In the beginning was SHŪNYĀKĀSHA – “emptiness” or “the void”.

Shūnyākāsha is more than “nothingness”, it is an immense potency of dormant energy in which “everything” exists in a latent state of potentiality. Everything conceivable can be brought into existence, just like text written, or pictures drawn, on an empty sheet of paper.

As creation began, the divine, all-encompassing consciousness took the form of the first and original vibration manifesting as the sound “OM”.
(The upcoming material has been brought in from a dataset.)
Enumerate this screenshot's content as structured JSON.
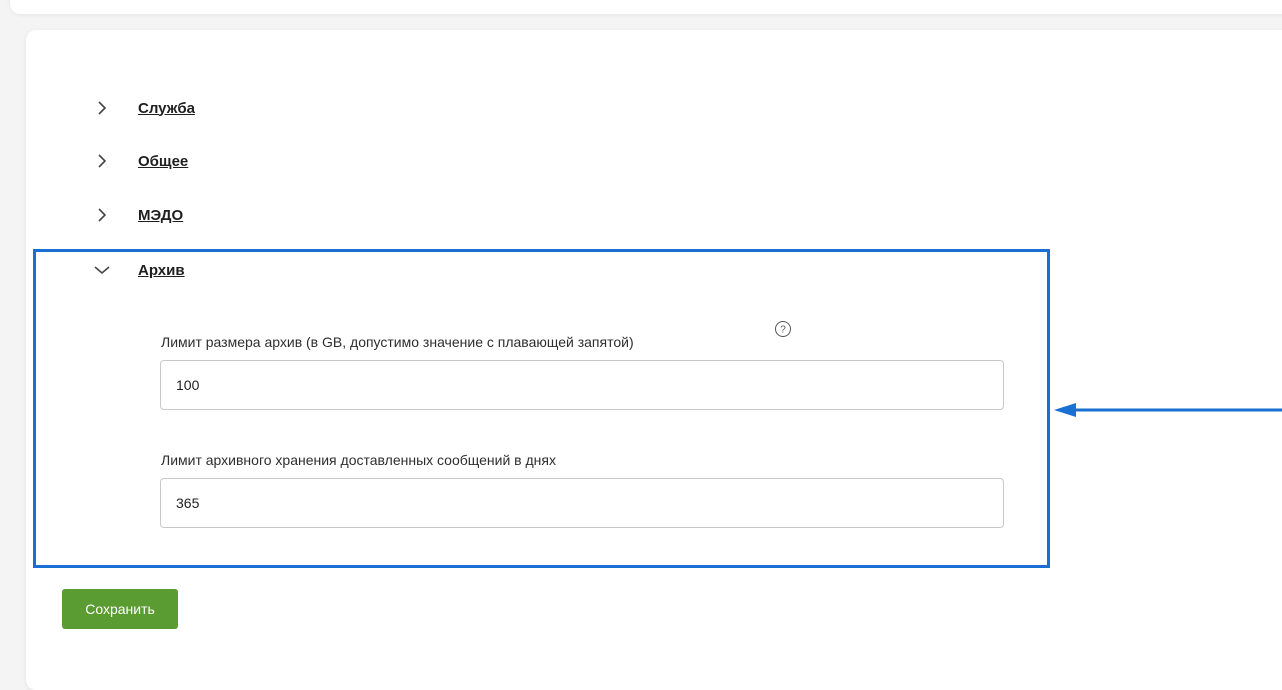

Just like light, sound is vibration, energy. Light and sound are the forms that the Divine Self takes in the Universe. OM is the reflection of the absolute reality. OM is “Ādi Ānadi” - without beginning or end.
In the Vedas it is said:

NĀDA RŪPA PARA BRAHMA – The form of the Supreme is sound.
The vibration of OM symbolises the manifestation of God in form. The silence between two OM-sounds reveals the formless, divine principle.
OM embraces “all that exists” – past, present and future, all spheres of the Cosmos, the world and its underlying reality, mind and matter, cause and effect, the path and the goal. The Mantra OM is the “name of God”, the vibration of the Supreme, the all-encompassing Mantra. The essence of all wisdom has its roots in this sound. In the triad A-U-M the divine energy (Shakti) is united in its three elementary aspects as:

BRAHMĀ SHAKTI – the creative power that manifests the Universe
VISHNU SHAKTI – the preserving power that sustains the Cosmos
SHIVA SHAKTI – the liberating power that brings about transformation and renewal .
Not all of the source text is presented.